A detectable hepatitis C viral load was also associated with an increased risk of death from kidney disease (p < 0.01).

“There was no death from chronic liver disease and cirrhosis, esophagus cancer, prostate cancer, and thyroid cancer among anti-HCV seropositives with undetectable serum HCV RNA at study entry,” emphasise the investigators. “The consistent findings suggest active infection (seropositive for HCV RNA) rather than prior infection (seropositive for anti-HCV) is more important in predicting the long-term risk of mortality from liver disease.”

They therefore believe that hepatitis C screening programmes should include tests for both antibodies to the infection and hepatitis C RNA. “Anti-HCV seropositives, particularly those with detectable HCV RNA, should be encouraged to modify health behaviors, including weight reduction, tobacco cessation, or eating a balanced diet, in order to decrease the risk of cancers, circulatory diseases, and renal disease.”

The author of an editorial accompanying the study highlighted recent data showing that hepatitis C is now a more important cause of death in the US than HIV. “Now is the time for chronic HCV infections to be taken more seriously as an important public health problem.”

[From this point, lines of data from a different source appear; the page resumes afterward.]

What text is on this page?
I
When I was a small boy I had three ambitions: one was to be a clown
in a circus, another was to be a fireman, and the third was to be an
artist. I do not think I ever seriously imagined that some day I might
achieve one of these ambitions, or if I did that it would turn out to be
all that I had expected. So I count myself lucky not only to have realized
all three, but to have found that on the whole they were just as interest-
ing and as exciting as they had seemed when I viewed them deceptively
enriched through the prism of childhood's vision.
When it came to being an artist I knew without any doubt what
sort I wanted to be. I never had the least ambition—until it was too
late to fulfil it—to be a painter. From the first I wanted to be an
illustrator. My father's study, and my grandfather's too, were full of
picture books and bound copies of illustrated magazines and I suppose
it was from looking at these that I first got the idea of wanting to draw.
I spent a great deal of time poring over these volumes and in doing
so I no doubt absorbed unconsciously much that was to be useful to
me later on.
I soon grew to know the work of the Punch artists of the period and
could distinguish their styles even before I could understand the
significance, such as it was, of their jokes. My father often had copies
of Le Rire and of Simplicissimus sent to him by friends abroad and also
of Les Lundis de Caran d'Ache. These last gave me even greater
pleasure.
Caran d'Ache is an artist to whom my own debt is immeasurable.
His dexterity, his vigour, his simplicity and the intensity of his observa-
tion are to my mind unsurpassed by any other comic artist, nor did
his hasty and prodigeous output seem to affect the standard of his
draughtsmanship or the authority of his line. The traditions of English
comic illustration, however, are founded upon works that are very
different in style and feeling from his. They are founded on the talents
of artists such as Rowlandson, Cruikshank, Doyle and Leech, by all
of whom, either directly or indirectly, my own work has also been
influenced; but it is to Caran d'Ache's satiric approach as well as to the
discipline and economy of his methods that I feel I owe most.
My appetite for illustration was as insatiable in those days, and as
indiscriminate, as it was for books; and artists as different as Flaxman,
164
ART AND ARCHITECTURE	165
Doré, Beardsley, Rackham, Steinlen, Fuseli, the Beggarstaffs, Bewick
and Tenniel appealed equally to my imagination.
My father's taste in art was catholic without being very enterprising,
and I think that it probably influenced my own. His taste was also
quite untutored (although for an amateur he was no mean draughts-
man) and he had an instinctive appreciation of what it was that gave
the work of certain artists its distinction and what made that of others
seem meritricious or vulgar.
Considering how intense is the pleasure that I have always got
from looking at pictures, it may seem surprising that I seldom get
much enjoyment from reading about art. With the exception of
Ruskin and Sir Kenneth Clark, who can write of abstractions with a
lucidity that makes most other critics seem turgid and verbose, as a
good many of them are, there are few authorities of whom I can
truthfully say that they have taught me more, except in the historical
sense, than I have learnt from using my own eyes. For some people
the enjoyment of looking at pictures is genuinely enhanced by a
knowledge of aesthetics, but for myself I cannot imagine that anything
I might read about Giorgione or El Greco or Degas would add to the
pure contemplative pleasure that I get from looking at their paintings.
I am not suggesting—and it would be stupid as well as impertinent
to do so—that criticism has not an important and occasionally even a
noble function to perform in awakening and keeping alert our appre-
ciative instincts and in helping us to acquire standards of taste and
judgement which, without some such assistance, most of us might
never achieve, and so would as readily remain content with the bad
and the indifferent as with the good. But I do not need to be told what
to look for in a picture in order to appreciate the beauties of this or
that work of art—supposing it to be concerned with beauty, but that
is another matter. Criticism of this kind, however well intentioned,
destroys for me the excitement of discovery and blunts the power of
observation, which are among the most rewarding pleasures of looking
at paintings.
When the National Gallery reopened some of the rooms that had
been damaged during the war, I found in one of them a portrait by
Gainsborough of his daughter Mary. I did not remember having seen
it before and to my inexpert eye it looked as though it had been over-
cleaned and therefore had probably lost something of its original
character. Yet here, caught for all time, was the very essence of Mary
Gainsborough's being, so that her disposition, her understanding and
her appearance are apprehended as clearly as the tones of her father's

However, separate US research published in the online edition of the Journal of Infectious Diseases suggests that the pace of liver disease associated with chronic hepatitis C virus infection is slow. A total of 384 people were monitored 15 years after they were diagnosed and an estimated 25 years since they were first infected with hepatitis C.  Liver biopsies showed that 33% had no liver fibrosis, 52% had only mild fibrosis, 12% had intermediate fibrosis and only 2% had cirrhosis.

The investigators were encouraged by these results, which they believe could inform hepatitis C treatment strategies: “It is probable that those who have shown no or little fibrosis progression over 25 years will have a nonprogressive or slowly progressive course that will provide time for more effective and safer therapies to emerge and induce sustained virologic responses that appear tantamount to a cure.”

References

Mei-Hsuan Lee et al. Chronic hepatitis C virus infection increases mortality from hepatic and extrahepatitis diseases: a community-based long-term prospective study. J Infect Dis 206: 469-77, 2012.

Nelson KE. The impact of chronic hepatitis C virus infection on mortality. J Infect Dis 206: 461-63, 2012.

Allison RD et al. A 25-year study of the clinical and histologic outcomes of hepatitis C virus infection and its modes of transmission in a cohort of initially asymptomatic blood donors. J Infect Dis, online edition. DOI: 10/1093/infdis/jis410, 2012.